第36話 残り火、キツネの夢
小屋に戻っても、瞼の裏にはあの光景が焼き付いていた。
白銀の雪原を跳ね回る、二匹のキツネ。
互いの鼻先を寄せ合い、寒さを謳歌するように戯れていた、あの生命の輝き。
囲炉裏に火を焚べると、パチリと爆ぜる音が静寂に染み込んでいく。
リアはいつもより口数が少なく、僕が淹れた白湯のコップを、両手で包み込むようにして見つめていた。
「……リア?」
「……はい。あの、キツネたちのことを考えていました」
彼女の瞳に、揺れる炎が反射して、いつもより潤んで見える。
「……あんなに厳しい寒さの中でも、彼らは寄り添って、楽しそうに笑っているように見えましたわ。……検索した生態データにはない、熱のようなものを感じました」
リアはそう言って、僕の顔をじっと見つめた。
その視線には、何かを確かめるような、縋るような色が混ざっている。
「……僕たちも、同じだよ」
僕は彼女の隣に腰を下ろし、そっと肩を寄せた。
昼間の雪原で感じた、あの白い吐息の混ざり合い。
重なり合う足跡。
その記憶が、今、薄暗い小屋の中で、じわじわと実体を持って膨らんでいく。
「……おやすみなさい、リア」
「……ええ。
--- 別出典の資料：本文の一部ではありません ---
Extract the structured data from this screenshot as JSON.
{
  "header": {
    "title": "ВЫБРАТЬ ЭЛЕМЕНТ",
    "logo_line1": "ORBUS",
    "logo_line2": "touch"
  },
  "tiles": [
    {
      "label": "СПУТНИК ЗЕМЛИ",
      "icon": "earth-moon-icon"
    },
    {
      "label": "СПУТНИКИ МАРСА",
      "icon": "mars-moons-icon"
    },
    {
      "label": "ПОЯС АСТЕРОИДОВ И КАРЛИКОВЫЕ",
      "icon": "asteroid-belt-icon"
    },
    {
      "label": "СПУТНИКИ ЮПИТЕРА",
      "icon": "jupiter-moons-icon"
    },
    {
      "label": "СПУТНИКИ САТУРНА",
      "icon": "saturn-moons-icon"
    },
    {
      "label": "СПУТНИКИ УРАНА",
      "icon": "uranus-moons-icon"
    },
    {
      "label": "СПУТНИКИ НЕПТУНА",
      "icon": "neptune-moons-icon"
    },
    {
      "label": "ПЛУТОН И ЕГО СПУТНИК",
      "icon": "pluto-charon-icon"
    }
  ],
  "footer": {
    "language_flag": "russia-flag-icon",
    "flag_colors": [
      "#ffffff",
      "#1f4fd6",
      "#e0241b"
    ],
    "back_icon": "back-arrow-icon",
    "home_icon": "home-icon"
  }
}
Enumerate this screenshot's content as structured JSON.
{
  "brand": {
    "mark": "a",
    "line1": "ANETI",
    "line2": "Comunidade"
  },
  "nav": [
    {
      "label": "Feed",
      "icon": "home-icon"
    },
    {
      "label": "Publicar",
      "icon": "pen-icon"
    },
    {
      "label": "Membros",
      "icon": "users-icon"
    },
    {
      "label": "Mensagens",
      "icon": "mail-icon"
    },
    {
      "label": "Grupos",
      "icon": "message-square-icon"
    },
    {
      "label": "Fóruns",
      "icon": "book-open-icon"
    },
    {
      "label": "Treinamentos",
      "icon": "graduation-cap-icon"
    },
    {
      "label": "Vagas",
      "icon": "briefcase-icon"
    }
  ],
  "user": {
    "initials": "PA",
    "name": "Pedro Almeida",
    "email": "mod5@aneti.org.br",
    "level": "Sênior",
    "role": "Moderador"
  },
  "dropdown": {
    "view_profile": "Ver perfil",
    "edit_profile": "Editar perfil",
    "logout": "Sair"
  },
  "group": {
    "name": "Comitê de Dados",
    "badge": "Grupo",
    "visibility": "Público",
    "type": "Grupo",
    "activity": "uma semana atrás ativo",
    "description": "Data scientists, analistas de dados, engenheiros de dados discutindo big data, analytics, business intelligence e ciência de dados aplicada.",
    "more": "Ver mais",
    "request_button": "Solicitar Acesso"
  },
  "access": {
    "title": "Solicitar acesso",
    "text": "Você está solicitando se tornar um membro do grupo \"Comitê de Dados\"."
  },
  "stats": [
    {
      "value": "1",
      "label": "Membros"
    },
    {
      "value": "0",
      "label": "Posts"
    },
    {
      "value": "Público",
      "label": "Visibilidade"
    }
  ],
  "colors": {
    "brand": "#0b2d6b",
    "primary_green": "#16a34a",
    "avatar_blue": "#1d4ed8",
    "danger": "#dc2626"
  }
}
おやすみなさい」
囲炉裏の火を落とし、僕たちはいつものように、例の毛皮の布団へと潜り込んだ。
薄着になった肌が、ウサギの柔らかな毛並みに包まれる。
そして、それ以上に確かな熱を持って、リアの体が僕に密着した。
「…………」
闇の中で、彼女の規則正しい鼓動が背中越しに伝わってくる。
昼間に見た、あの二匹のキツネ。
彼らも今頃、どこか雪の下の穴で、こうして互いの体温を分け合っているのだろうか。
ふと、リアの手が僕の腕に触れた。
指先が、紡いだ糸の継ぎ目をなぞり、そのまま僕の手のひらをそっと握りしめる。
「……今夜は、なんだか……眠るのが惜しい気がしますわ」
耳元で、彼女の熱い吐息が震えた。
いつもなら「居住に問題はない」と断じる彼女が、言葉を濁し、ただ熱を求めて擦り寄ってくる。
僕は何も言わずに、繋いだ手に力を込めた。
外は、また雪が降り始めたのかもしれない。
けれど、僕たちの間には、あのキツネたちが教えてくれたような、消えることのない「熱」が満ちていた。
不揃いな毛皮の下で、僕たちは静かに、同じ夢へと沈んでいった。